Senior investment bankers and traders aren’t the only ones feeling the heat at HSBC in Hong Kong as the bank tries to keep a lid on costs. Some recently hired graduates at the bank say their HSBC jobs haven’t quite lived up to expectations so far.
HSBC has reportedly started a cost review that could lead to mid-year job cuts, particularly in the Global Banking and Markets (GBM) division. Chief Executive Officer John Flint rebuked senior executives in Hong Kong last month for not achieving revenue and cost targets, according to Bloomberg. Markets revenues at the Asia-focused bank, for example, fell 7% in 2018, partly because of weak fourth quarter equities trading in Hong Kong.
But while the potential redundancies are likely to mainly affect senior staff, juniors at HSBC in Hong Kong say travel and hiring restrictions at the bank are now visible even to them.
A Hong Kong-based HSBC analyst says he’s also worried about the root of the problem – the bank’s deal flow. HSBC didn’t make the top-10 banks for Q1 APAC (ex-Japan) revenue in either M&A or ECM (although it did place sixth in DCM), according to Dealogic data.
A GBM associate, who joined HSBC in Hong Kong in 2015, says that there’s not enough going on work-wise for her and that she wants to move to a busier, more exciting investment bank.
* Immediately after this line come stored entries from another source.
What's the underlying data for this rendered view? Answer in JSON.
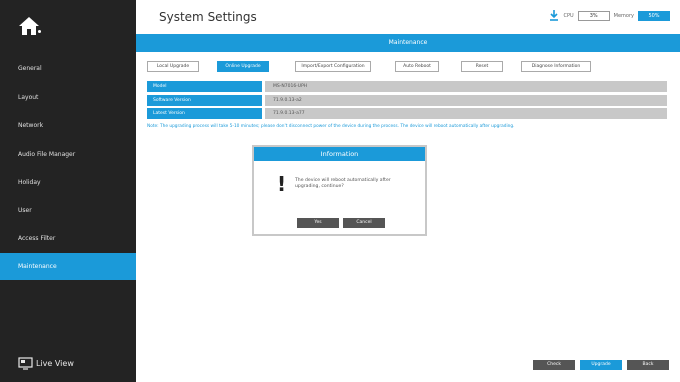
{
  "sidebar": {
    "items": [
      {
        "label": "General"
      },
      {
        "label": "Layout"
      },
      {
        "label": "Network"
      },
      {
        "label": "Audio File Manager"
      },
      {
        "label": "Holiday"
      },
      {
        "label": "User"
      },
      {
        "label": "Access Filter"
      },
      {
        "label": "Maintenance"
      }
    ],
    "live_view": "Live View"
  },
  "header": {
    "title": "System Settings",
    "cpu_label": "CPU",
    "cpu_value": "3%",
    "memory_label": "Memory",
    "memory_value": "50%"
  },
  "section_bar": "Maintenance",
  "tabs": [
    {
      "label": "Local Upgrade"
    },
    {
      "label": "Online Upgrade"
    },
    {
      "label": "Import/Export Configuration"
    },
    {
      "label": "Auto Reboot"
    },
    {
      "label": "Reset"
    },
    {
      "label": "Diagnose Information"
    }
  ],
  "info_rows": [
    {
      "label": "Model",
      "value": "MS-N7016-UPH"
    },
    {
      "label": "Software Version",
      "value": "71.9.0.13-a2"
    },
    {
      "label": "Latest Version",
      "value": "71.9.0.13-a77"
    }
  ],
  "note": "Note: The upgrading process will take 5-10 minutes; please don't disconnect power of the device during the process. The device will reboot automatically after upgrading.",
  "dialog": {
    "title": "Information",
    "icon": "!",
    "message": "The device will reboot automatically after upgrading, continue?",
    "yes": "Yes",
    "cancel": "Cancel"
  },
  "footer": {
    "check": "Check",
    "upgrade": "Upgrade",
    "back": "Back"
  },
  "colors": {
    "accent": "#1b9ad9",
    "sidebar_bg": "#232323"
  }
}
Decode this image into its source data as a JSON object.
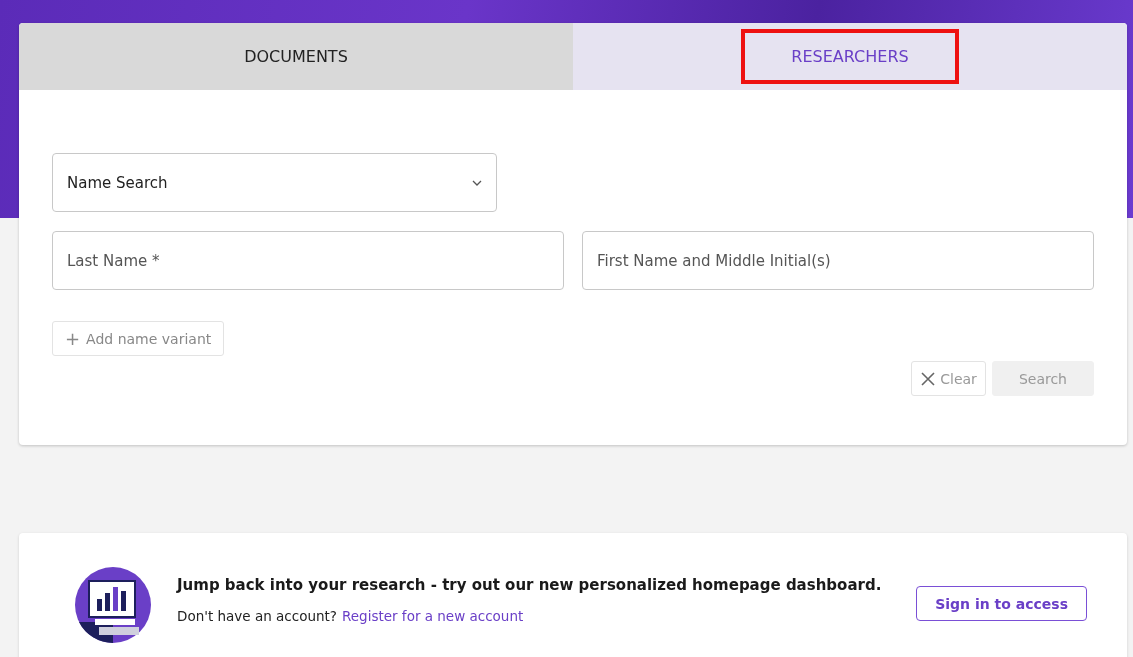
{
  "tabs": [
    {
      "label": "DOCUMENTS",
      "selected": false,
      "highlighted": false
    },
    {
      "label": "RESEARCHERS",
      "selected": true,
      "highlighted": true
    }
  ],
  "search_type": {
    "value": "Name Search"
  },
  "fields": [
    {
      "placeholder": "Last Name *"
    },
    {
      "placeholder": "First Name and Middle Initial(s)"
    }
  ],
  "add_variant": {
    "icon": "+",
    "label": "Add name variant"
  },
  "buttons": [
    {
      "kind": "clear",
      "label": "Clear",
      "disabled": true
    },
    {
      "kind": "search",
      "label": "Search",
      "disabled": true
    }
  ],
  "banner": {
    "headline": "Jump back into your research - try out our new personalized homepage dashboard.",
    "prompt": "Don't have an account?",
    "link": "Register for a new account",
    "button": "Sign in to access"
  }
}
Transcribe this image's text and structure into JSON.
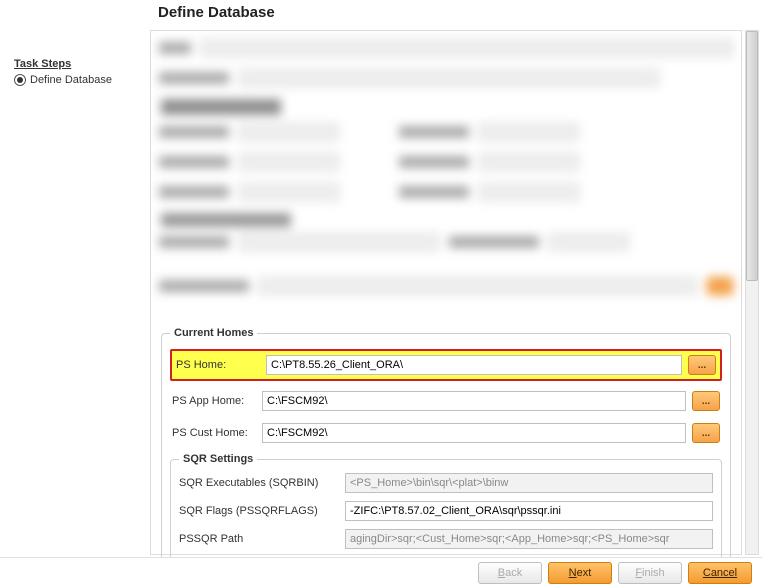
{
  "title": "Define Database",
  "sidebar": {
    "heading": "Task Steps",
    "items": [
      "Define Database"
    ],
    "selected": 0
  },
  "current_homes": {
    "legend": "Current Homes",
    "ps_home": {
      "label": "PS Home:",
      "value": "C:\\PT8.55.26_Client_ORA\\"
    },
    "ps_app_home": {
      "label": "PS App Home:",
      "value": "C:\\FSCM92\\"
    },
    "ps_cust_home": {
      "label": "PS Cust Home:",
      "value": "C:\\FSCM92\\"
    },
    "browse_label": "..."
  },
  "sqr": {
    "legend": "SQR Settings",
    "exec": {
      "label": "SQR Executables (SQRBIN)",
      "value": "<PS_Home>\\bin\\sqr\\<plat>\\binw"
    },
    "flags": {
      "label": "SQR Flags (PSSQRFLAGS)",
      "value": "-ZIFC:\\PT8.57.02_Client_ORA\\sqr\\pssqr.ini"
    },
    "path": {
      "label": "PSSQR Path",
      "value": "agingDir>sqr;<Cust_Home>sqr;<App_Home>sqr;<PS_Home>sqr"
    }
  },
  "footer": {
    "back": "Back",
    "next": "Next",
    "finish": "Finish",
    "cancel": "Cancel"
  }
}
She adds, however, that HSBC still has a decent platform.
HSBC already has a reputation for not working its juniors as hard as US banks in Hong Kong do. Writing on this website last year – when Asian markets were more buoyant – one young HSBC banker described its culture as “nice” and “soft”, and said her working hours were fairly reasonable. Now, it seems, juniors at HSBC wouldn’t mind putting in some extra hours.
HSBC has not replied to a request to comment on this article. The bank posts its first quater results on Friday.